最近フェイスブックでは、同じ日付の過去投稿を表示する機能が向上し、去年、一昨年、何年前...昔アップした写真や文章をチェックするのが日課のようになっています。
5年前の昨日(12/28)は、私が28年勤めた会社を早期退職した日。転勤先の福岡市内のオフィスで、社章とIDカードを正門の守衛さんに返却し、「ご苦労さまでした」と見送りの言葉をいただいたことを書いていました。ついこの間のような、まるで何十年も前のことのような...。
思えばこの5年間、フィリピン・ネグロス島に移住し、新居を建設、フィリピン人の、そして日本人の友達も増えました。子供の頃を別にすれば、おそらく人生での新しい経験濃度が最高値を記録したであろう日々。50代での5年なんて、生活に大きな変化がなければ、ぶっ飛ぶような速さに感じるはずが、遠い昔のようにも思えるのは、当然かも知れません。
今日は、そんな5年前の自分に手紙を書くつもりで、フィリピン暮らしで考えていたよりも良かったこと、予想より厳しかったことをまとめてみようと思います。
厳しかったこと
ただし、移住計画そのものを見直すほどでもなく、ネグロス島内ならば、よほどの贅沢をしない限りは、生活費は月額6〜7万円程度。10万円を超えるようなことは滅多にありません。しかし、銀行預金の利息は、ちょっと少なすぎ。これも日本に比べればはるかに高いのですが、1980年代以前のような、元金が大きければ利息だけで暮らせるなんて時代は、夢のまた夢。
もう一つ厳しいのは、医療関連。風邪ひいたり、ちょっとした怪我ぐらいなら、医療保険を使うまでもなく、格安に診察を受けられるし、ジェネリック専門の薬局もあって、大した出費にはなりません。
ところが入院が必要な状態だと事情は一変。移住後数ヶ月で食中毒にやられて、病院に2泊。生まれて初めて点滴された時は、かなりつらかった。病状のつらさは仕方ないにしても、大きな総合病院で高額な個室なのに、冷房は調節できず寒いぐらいだし、シャワーには給湯設備はないのが当たり前。トイレは壊れて床は水浸し。日本の病院に比べると骨董品のような医療機器が現役。
救いは家内が、家族全員をカバーできるフィルヘルス(フィリピンの健康保険)に加入していたので、支払いが半額で済んだこと。それにしても入院時にデポジット(前金)をキャッシュで払えないと、救急車で搬送された急患でも門前払いだと知った時には、ちょっとショックでした。

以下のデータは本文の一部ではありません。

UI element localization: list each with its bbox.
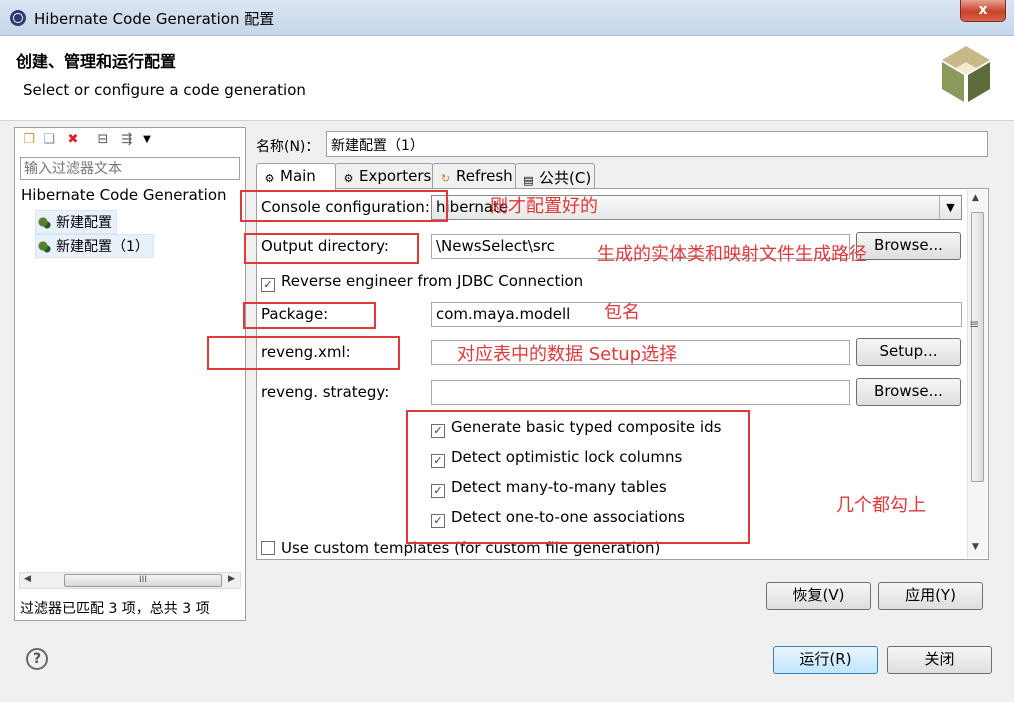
strategy-browse-button[interactable]: Browse... <box>856 378 961 406</box>
dialog-header: 创建、管理和运行配置 Select or configure a code ge… <box>0 36 1014 121</box>
tree-item-label: 新建配置（1） <box>56 239 149 255</box>
scroll-thumb[interactable]: III <box>64 574 222 587</box>
tree-item-config[interactable]: 新建配置 <box>35 210 117 234</box>
header-subtitle: Select or configure a code generation <box>23 81 306 99</box>
tab-label: Main <box>280 167 316 185</box>
filter-icon[interactable]: ⇶ <box>119 132 135 148</box>
revert-button[interactable]: 恢复(V) <box>766 582 871 610</box>
reverse-engineer-checkbox-row[interactable]: ✓ Reverse engineer from JDBC Connection <box>261 272 583 292</box>
dialog-window: Hibernate Code Generation 配置 x 创建、管理和运行配… <box>0 0 1014 702</box>
annotation-box-reveng <box>207 336 400 370</box>
tab-exporters[interactable]: ⚙ Exporters <box>335 163 433 188</box>
header-title: 创建、管理和运行配置 <box>16 52 177 71</box>
tab-common[interactable]: ▤ 公共(C) <box>515 163 595 188</box>
package-input[interactable]: com.maya.modell <box>431 302 962 327</box>
tab-refresh[interactable]: ↻ Refresh <box>432 163 516 188</box>
chevron-down-icon[interactable]: ▼ <box>939 196 961 219</box>
annotation-box-console <box>240 190 448 222</box>
close-button[interactable]: 关闭 <box>887 646 992 674</box>
run-button[interactable]: 运行(R) <box>773 646 878 674</box>
collapse-all-icon[interactable]: ⊟ <box>95 132 111 148</box>
annotation-console-note: 刚才配置好的 <box>490 196 598 217</box>
gear-icon: ⚙ <box>343 172 354 185</box>
left-toolbar: ❐ ❏ ✖ ⊟ ⇶ ▼ <box>15 128 245 152</box>
window-icon: ▤ <box>523 174 534 187</box>
annotation-reveng-note: 对应表中的数据 Setup选择 <box>457 344 678 365</box>
gear-icon: ⚙ <box>264 172 275 185</box>
tab-main[interactable]: ⚙ Main <box>256 163 336 190</box>
config-icon <box>36 238 52 254</box>
window-title: Hibernate Code Generation 配置 <box>34 10 275 28</box>
title-bar: Hibernate Code Generation 配置 x <box>0 0 1014 36</box>
name-input[interactable]: 新建配置（1） <box>326 131 988 157</box>
annotation-package-note: 包名 <box>604 302 640 323</box>
annotation-box-options <box>406 410 750 544</box>
duplicate-config-icon[interactable]: ❏ <box>41 132 57 148</box>
chevron-down-icon[interactable]: ▼ <box>139 132 155 148</box>
eclipse-icon <box>10 10 26 26</box>
refresh-icon: ↻ <box>440 172 451 185</box>
new-config-icon[interactable]: ❐ <box>21 132 37 148</box>
reverse-engineer-label: Reverse engineer from JDBC Connection <box>281 272 584 290</box>
config-icon <box>36 214 52 230</box>
delete-config-icon[interactable]: ✖ <box>65 132 81 148</box>
annotation-box-package <box>243 302 376 329</box>
reveng-strategy-label: reveng. strategy: <box>261 383 390 401</box>
checkbox-checked-icon[interactable]: ✓ <box>261 278 275 292</box>
annotation-output-note: 生成的实体类和映射文件生成路径 <box>597 244 867 265</box>
reveng-strategy-input[interactable] <box>431 380 850 405</box>
configuration-list-panel: ❐ ❏ ✖ ⊟ ⇶ ▼ Hibernate Code Generation 新建… <box>14 127 246 621</box>
apply-button[interactable]: 应用(Y) <box>878 582 983 610</box>
help-icon[interactable]: ? <box>26 648 48 670</box>
filter-status: 过滤器已匹配 3 项，总共 3 项 <box>20 601 210 617</box>
annotation-box-output <box>244 233 419 264</box>
scroll-left-icon[interactable]: ◀ <box>24 574 31 584</box>
vertical-scrollbar[interactable]: ▲ ≡ ▼ <box>967 190 987 558</box>
checkbox-unchecked-icon[interactable] <box>261 541 275 555</box>
tab-label: Exporters <box>359 167 432 185</box>
scroll-grip-icon: ≡ <box>969 317 980 331</box>
tab-label: 公共(C) <box>539 169 592 187</box>
scroll-down-icon[interactable]: ▼ <box>972 542 979 552</box>
hibernate-logo-icon <box>942 46 990 102</box>
horizontal-scrollbar[interactable]: ◀ III ▶ <box>19 572 241 589</box>
tab-label: Refresh <box>456 167 513 185</box>
output-browse-button[interactable]: Browse... <box>856 232 961 260</box>
tree-item-config-1[interactable]: 新建配置（1） <box>35 234 154 258</box>
scroll-up-icon[interactable]: ▲ <box>972 193 979 203</box>
annotation-options-note: 几个都勾上 <box>836 495 926 516</box>
scroll-grip: III <box>139 575 147 585</box>
vertical-scroll-thumb[interactable] <box>971 212 984 482</box>
name-label: 名称(N)： <box>256 139 320 155</box>
scroll-right-icon[interactable]: ▶ <box>228 574 235 584</box>
filter-input[interactable] <box>20 157 240 180</box>
tree-root-label: Hibernate Code Generation <box>21 186 227 204</box>
window-close-button[interactable]: x <box>960 0 1006 22</box>
tree-item-label: 新建配置 <box>56 215 112 231</box>
setup-button[interactable]: Setup... <box>856 338 961 366</box>
tree-root-hibernate[interactable]: Hibernate Code Generation <box>21 186 227 204</box>
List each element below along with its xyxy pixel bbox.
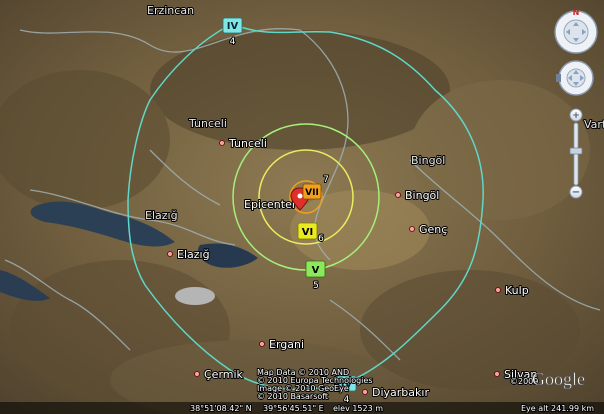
city-label-genc: Genç	[419, 223, 447, 236]
status-bar: 38°51'08.42" N 39°56'45.51" E elev 1523 …	[0, 402, 604, 414]
region-label-bingol: Bingöl	[411, 154, 445, 167]
intensity-marker-vi-numeral: VI	[302, 227, 313, 238]
city-label-kulp: Kulp	[505, 284, 529, 297]
zoom-handle	[569, 147, 583, 155]
region-label-varto: Varto	[584, 118, 604, 131]
city-label-tunceli: Tunceli	[228, 137, 267, 150]
city-diyarbakir: Diyarbakır	[362, 385, 430, 400]
intensity-marker-iv-top-value: 4	[230, 37, 236, 47]
google-logo: Google	[532, 369, 585, 389]
status-latitude: 38°51'08.42" N	[190, 404, 252, 413]
satellite-map[interactable]: Erzincan Tunceli Bingöl Elazığ Varto Tun…	[0, 0, 604, 414]
city-label-cermik: Çermik	[204, 368, 244, 381]
intensity-marker-v-value: 5	[313, 281, 319, 291]
intensity-marker-iv-top-numeral: IV	[227, 21, 239, 32]
epicenter-label: Epicenter	[244, 198, 297, 211]
city-label-diyarbakir: Diyarbakır	[372, 386, 429, 399]
region-label-elazig: Elazığ	[145, 209, 178, 222]
zoom-out-icon: −	[572, 187, 580, 198]
attribution-line4: © 2010 Basarsoft	[257, 392, 328, 401]
map-viewer[interactable]: Erzincan Tunceli Bingöl Elazığ Varto Tun…	[0, 0, 604, 414]
intensity-marker-vii-value: 7	[323, 175, 329, 185]
intensity-marker-vii-numeral: VII	[305, 188, 319, 198]
intensity-marker-vi-value: 6	[318, 234, 324, 244]
city-label-ergani: Ergani	[269, 338, 304, 351]
compass-north-icon: N	[573, 8, 580, 17]
move-left-tab-icon	[556, 74, 561, 82]
status-longitude: 39°56'45.51" E	[263, 404, 324, 413]
region-label-tunceli: Tunceli	[188, 117, 227, 130]
status-elevation: elev 1523 m	[333, 404, 383, 413]
intensity-marker-v-numeral: V	[312, 265, 320, 276]
zoom-in-icon: +	[572, 111, 580, 121]
status-eye-altitude: Eye alt 241.99 km	[521, 404, 594, 413]
city-label-elazig: Elazığ	[177, 248, 210, 261]
city-label-bingol: Bingöl	[405, 189, 439, 202]
region-label-erzincan: Erzincan	[147, 4, 194, 17]
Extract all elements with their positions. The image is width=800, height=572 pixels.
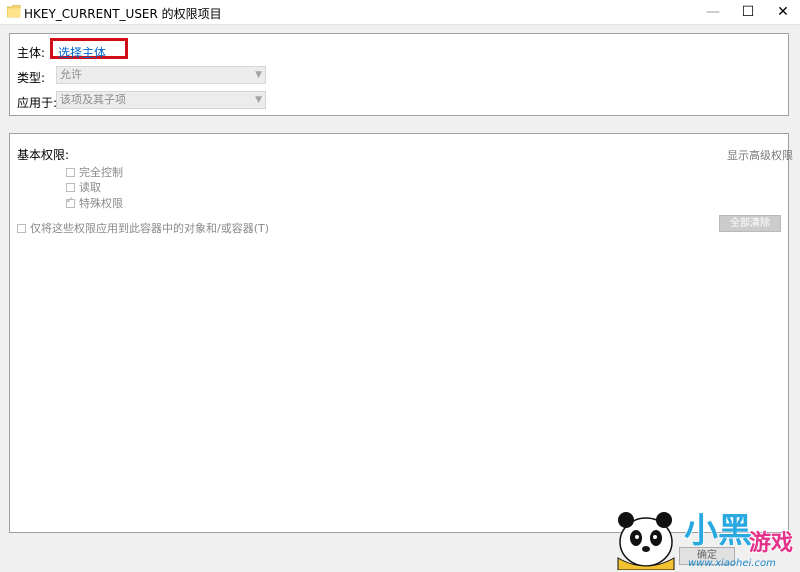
maximize-button[interactable]: ☐ <box>731 0 765 24</box>
type-select-value: 允许 <box>60 68 82 81</box>
permission-full-control[interactable]: 完全控制 <box>66 164 123 180</box>
applies-to-select[interactable]: 该项及其子项 ▼ <box>56 91 266 109</box>
close-button[interactable]: ✕ <box>766 0 800 24</box>
permission-label: 特殊权限 <box>79 197 123 210</box>
checkbox-checked[interactable] <box>66 196 75 208</box>
checkbox[interactable] <box>17 223 26 233</box>
permissions-panel <box>9 133 789 533</box>
permission-read[interactable]: 读取 <box>66 179 101 195</box>
checkbox[interactable] <box>66 182 75 192</box>
folder-icon <box>7 5 21 18</box>
basic-permissions-label: 基本权限: <box>17 148 70 162</box>
svg-text:游戏: 游戏 <box>749 530 793 556</box>
checkbox[interactable] <box>66 167 75 177</box>
permission-label: 读取 <box>79 181 101 194</box>
xiaohei-watermark-logo: 小黑 游戏 www.xiaohei.com <box>617 510 794 570</box>
svg-text:小黑: 小黑 <box>684 511 752 551</box>
svg-text:www.xiaohei.com: www.xiaohei.com <box>688 558 776 569</box>
panda-mascot-icon <box>617 512 675 570</box>
principal-label: 主体: <box>17 46 46 60</box>
type-select[interactable]: 允许 ▼ <box>56 66 266 84</box>
type-label: 类型: <box>17 71 46 85</box>
apply-only-label: 仅将这些权限应用到此容器中的对象和/或容器(T) <box>30 222 270 235</box>
title-bar: HKEY_CURRENT_USER 的权限项目 — ☐ ✕ <box>0 0 800 25</box>
applies-to-select-value: 该项及其子项 <box>60 93 126 106</box>
chevron-down-icon: ▼ <box>255 95 262 105</box>
minimize-button[interactable]: — <box>696 0 730 24</box>
window-title: HKEY_CURRENT_USER 的权限项目 <box>24 7 222 21</box>
select-principal-link[interactable]: 选择主体 <box>58 44 106 61</box>
clear-all-button[interactable]: 全部清除 <box>719 215 781 232</box>
show-advanced-permissions-link[interactable]: 显示高级权限 <box>727 147 793 163</box>
apply-to-container-only[interactable]: 仅将这些权限应用到此容器中的对象和/或容器(T) <box>17 220 269 236</box>
chevron-down-icon: ▼ <box>255 70 262 80</box>
applies-to-label: 应用于: <box>17 96 58 110</box>
permission-special[interactable]: 特殊权限 <box>66 195 123 211</box>
permission-label: 完全控制 <box>79 166 123 179</box>
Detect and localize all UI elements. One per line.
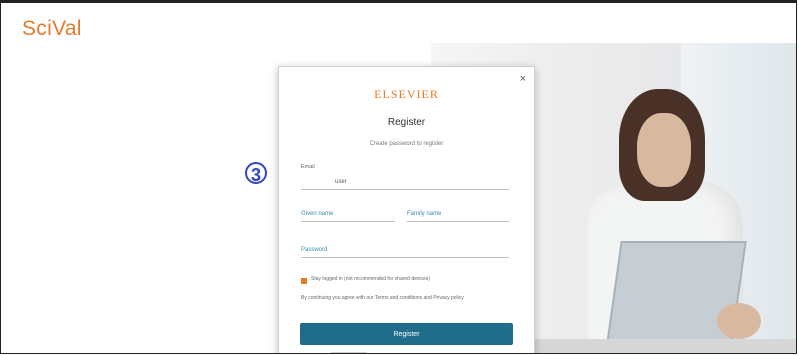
email-field[interactable]: user <box>301 179 509 190</box>
given-name-label: Given name <box>301 211 334 217</box>
researcher-face <box>637 113 691 187</box>
scival-logo: SciVal <box>22 17 82 40</box>
register-button[interactable]: Register <box>300 323 513 345</box>
bottom-link-placeholder <box>331 352 367 353</box>
terms-text: By continuing you agree with our Terms a… <box>301 295 464 301</box>
hand-image <box>717 303 761 339</box>
password-field[interactable]: Password <box>301 247 509 258</box>
close-icon[interactable]: × <box>520 73 526 85</box>
stay-logged-in-checkbox[interactable] <box>301 278 307 284</box>
screenshot-frame: SciVal 3 × ELSEVIER Register Create pass… <box>0 0 797 354</box>
email-value: user <box>335 179 347 185</box>
given-name-field[interactable]: Given name <box>301 211 395 222</box>
step-3-annotation-icon: 3 <box>245 162 267 185</box>
family-name-label: Family name <box>407 211 442 217</box>
modal-subtitle: Create password to register <box>369 141 444 147</box>
email-label: Email <box>301 164 315 170</box>
family-name-field[interactable]: Family name <box>407 211 509 222</box>
modal-title: Register <box>387 117 426 128</box>
stay-logged-in-label: Stay logged in (not recommended for shar… <box>311 276 430 282</box>
register-modal: × ELSEVIER Register Create password to r… <box>278 66 535 353</box>
elsevier-logo: ELSEVIER <box>374 87 439 101</box>
password-label: Password <box>301 247 328 253</box>
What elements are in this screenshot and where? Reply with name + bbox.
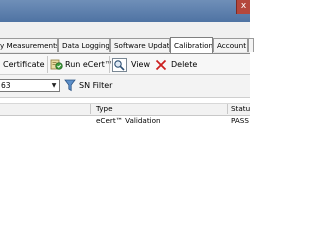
cell-status: PASS — [231, 116, 249, 125]
delete-x-icon — [155, 59, 167, 71]
column-divider — [90, 104, 91, 114]
device-select[interactable]: 63 ▼ — [0, 79, 60, 92]
tab-software-update[interactable]: Software Update — [110, 38, 170, 52]
view-label: View — [131, 60, 150, 69]
run-ecert-icon — [50, 58, 63, 71]
column-divider — [227, 104, 228, 114]
certificate-label: Certificate — [3, 60, 45, 69]
funnel-icon — [64, 79, 76, 92]
tab-overflow[interactable] — [248, 38, 254, 52]
delete-label: Delete — [171, 60, 198, 69]
certificate-button[interactable]: Certificate — [3, 57, 45, 73]
device-select-value: 63 — [1, 81, 11, 90]
column-header-status[interactable]: Statu — [231, 104, 250, 114]
column-header-type[interactable]: Type — [96, 104, 113, 114]
table-header — [0, 103, 250, 116]
magnifier-icon — [112, 58, 127, 72]
run-ecert-label: Run eCert™ — [65, 60, 113, 69]
toolbar-separator — [109, 56, 110, 73]
close-window-button[interactable]: x — [236, 0, 250, 14]
tab-measurements[interactable]: y Measurements — [0, 38, 58, 52]
toolbar-separator — [47, 56, 48, 73]
tab-calibration[interactable]: Calibration — [170, 37, 213, 53]
tab-account[interactable]: Account — [213, 38, 248, 52]
tab-data-logging[interactable]: Data Logging — [58, 38, 110, 52]
window-titlebar: x — [0, 0, 250, 22]
chevron-down-icon[interactable]: ▼ — [49, 80, 59, 91]
cell-type: eCert™ Validation — [96, 116, 161, 125]
sn-filter-label: SN Filter — [79, 81, 113, 90]
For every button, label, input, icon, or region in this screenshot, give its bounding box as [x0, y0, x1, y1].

フィリピン移住を考えている方のために、少し書き添えておきます。食中毒や感染症のリスクはあっても、生活習慣病については、あまり心配してません。日々のストレスは少ないし、運動も適度にしている。寒い冬もない。酒もタバコも嗜まない。日本在住時に悩まされた鬱病も完治しました。しかも花粉症がない。
良かったこと
SNSやこのブログも普通に使えるし、新譜の日本の音楽はiTunes、新刊の日本語書籍はKindleといった具合に、海外移住したことを忘れてしまうぐらい快適。さらには、日本だと厳重なプロテクトがあって閲覧不可能な、YouTubeに違法アップロードされた丸々1本の映画も見ることができてしまいます。「君の名は。」など、フィリピンの若い人が公開間もない時期に、妙に内容をよく知ってると思ったら、そういう事情でした。
もうひとつ、完全に予想外だったのが、日本人の友達が増えたこと。それも私と同世代か歳上のオジさんばかりではなく、若い人たち。しかも若い女性が多い(!)。これは、つい先日も投稿したように、西ネグロスの州都バコロドに、最近多くの英語学校ができて、日本からも長期・短期の若い留学生が来られているからです。
そして、このブログの効用もあって、先方からメッセージやメールを頂けるという、望外の幸せ。もう息子や娘と言ってもいい年頃の人たちが、シライの自宅にまで来てくれるなんて、移住前は想像すらできませんでした。日本語も喋れるし、日本にいた時よりもリラックスできるほど。
ということで、もし本当に5年前の自分に手紙を書けるなら、面倒なこともあるけど、思ったよりずいぶん居心地がいいよ、と教えてあげたい。何より家族みんな元気で、家内は就職して家計を助けてくれてるし、子供は現地の学校に馴染んで、もうすぐ中学生。5年前この移住を決断した自分に、感謝とエールを贈りたい気分です。